Nicky Marchant comes away inspired from the Spark on Art, Media and Metaphor – How to bring creative workshops to life

"Are you participating?"

"Yes!" I gleefully replied as the helpful assistant showed me up to the comfortable facilities at Spectrum. It is amazing how far you can travel in a couple of hours immersed in coloured card, pens, tape and artists’ postcards.
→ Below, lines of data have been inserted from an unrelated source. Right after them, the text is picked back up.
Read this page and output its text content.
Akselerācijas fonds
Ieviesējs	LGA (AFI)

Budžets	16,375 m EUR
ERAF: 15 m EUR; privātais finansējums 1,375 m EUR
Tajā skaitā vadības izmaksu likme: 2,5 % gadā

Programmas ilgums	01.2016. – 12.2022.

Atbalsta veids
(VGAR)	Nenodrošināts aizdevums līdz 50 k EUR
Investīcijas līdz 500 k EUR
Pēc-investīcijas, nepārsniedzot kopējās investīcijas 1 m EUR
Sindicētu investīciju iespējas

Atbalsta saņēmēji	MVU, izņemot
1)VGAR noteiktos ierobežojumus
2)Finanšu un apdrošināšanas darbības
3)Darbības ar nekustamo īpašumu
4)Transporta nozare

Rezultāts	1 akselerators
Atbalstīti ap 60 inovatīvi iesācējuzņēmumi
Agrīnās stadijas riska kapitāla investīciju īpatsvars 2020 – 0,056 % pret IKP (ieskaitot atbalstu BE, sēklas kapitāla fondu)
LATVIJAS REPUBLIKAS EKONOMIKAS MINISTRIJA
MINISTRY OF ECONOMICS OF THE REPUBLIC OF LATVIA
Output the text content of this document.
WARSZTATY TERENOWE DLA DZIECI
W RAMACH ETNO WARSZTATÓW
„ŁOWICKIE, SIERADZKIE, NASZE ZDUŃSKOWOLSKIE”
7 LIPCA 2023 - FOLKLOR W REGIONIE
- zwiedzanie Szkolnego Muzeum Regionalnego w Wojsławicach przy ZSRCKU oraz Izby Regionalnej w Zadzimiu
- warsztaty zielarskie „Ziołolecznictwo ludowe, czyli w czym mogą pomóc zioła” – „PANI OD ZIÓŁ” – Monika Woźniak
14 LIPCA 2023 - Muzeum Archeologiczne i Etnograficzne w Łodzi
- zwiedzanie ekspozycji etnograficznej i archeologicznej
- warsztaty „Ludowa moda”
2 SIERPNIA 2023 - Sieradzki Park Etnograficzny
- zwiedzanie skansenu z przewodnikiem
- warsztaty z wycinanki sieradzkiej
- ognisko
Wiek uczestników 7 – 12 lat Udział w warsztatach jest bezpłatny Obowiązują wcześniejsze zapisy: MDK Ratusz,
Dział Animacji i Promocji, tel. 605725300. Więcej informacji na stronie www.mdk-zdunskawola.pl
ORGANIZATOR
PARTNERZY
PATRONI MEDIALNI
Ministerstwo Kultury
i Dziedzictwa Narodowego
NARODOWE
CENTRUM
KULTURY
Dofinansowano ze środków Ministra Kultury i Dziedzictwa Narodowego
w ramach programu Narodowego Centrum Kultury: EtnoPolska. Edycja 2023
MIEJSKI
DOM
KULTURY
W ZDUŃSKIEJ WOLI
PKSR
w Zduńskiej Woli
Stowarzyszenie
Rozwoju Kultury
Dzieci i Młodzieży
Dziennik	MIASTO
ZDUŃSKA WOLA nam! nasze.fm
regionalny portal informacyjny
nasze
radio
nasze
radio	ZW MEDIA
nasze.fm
Sitting ready in our small groups, creative facilitator Pia Jones relaxed and warmed us to the subject of the creative process for this, the latest Spark.

We parked our thoughts and fears onto the flipchart:

  • "all ideas equally valid",
  • "need to be happy with gaps and spaces",
  • "can be very unstructured and uncomfortable",
  • "leave your guns at the door" (as one participant was told in all seriousness at a Texas event),
  • "need a sense of fun, be childlike, feel free".

We then got to play "draw around your neighbour’s hand and introduce yourself". The cacophony was deafening: a bunch of qualitative researchers given the chance to talk about themselves! It proved hard to rein us back, as she urged us to build on this by exploring what we do with our hands.

Group names reflected some beautiful themes.

  • "The Yin and Yangers" – hands are givers and receivers of energy and creativity;
  • "The M&M’s" – hands are celebrated for their diversity of ability and dexterity;
  • "Purple Carrot" – hands are capable and receptive to environment
  • "Human Doings" – hands enable doing to then let us be.

Then the subject at hand sort of crept up on us, "now go on an inward journey and explore your memories of the creative process, then make a collage of that". The key take outs were:

  • Facilitation and moderation are two very different activities, requiring different techniques.

  • Creativity can be a misused word and diversion thinking (taking the respondents/participants on a little side tour to take away the anxiety and "focus on the problem" mindset) may be more fitting to springboard to a new territory with the use of random images (such as postcards rather than socially laden images from magazines) and metaphor to disassociate.

  • What is your relationship to creativity? If you are not prepared to jump, neither will the participants.

  • It's all in the set up and preparation. Think carefully about the target audience, what the goal is and appropriate diversion activities both emotional and physical – feeling safe and held is paramount for free thinking – Korean businessmen may not take to emotionally flying on a trapeze.

  • Minimum resources: maximum imagination – allow yourself to create within the process.

Thus in the words of Dante Alighieri – "A mighty flame followeth a tiny spark" and we all left feeling truly ignited from this Spark session! Thank you Pia.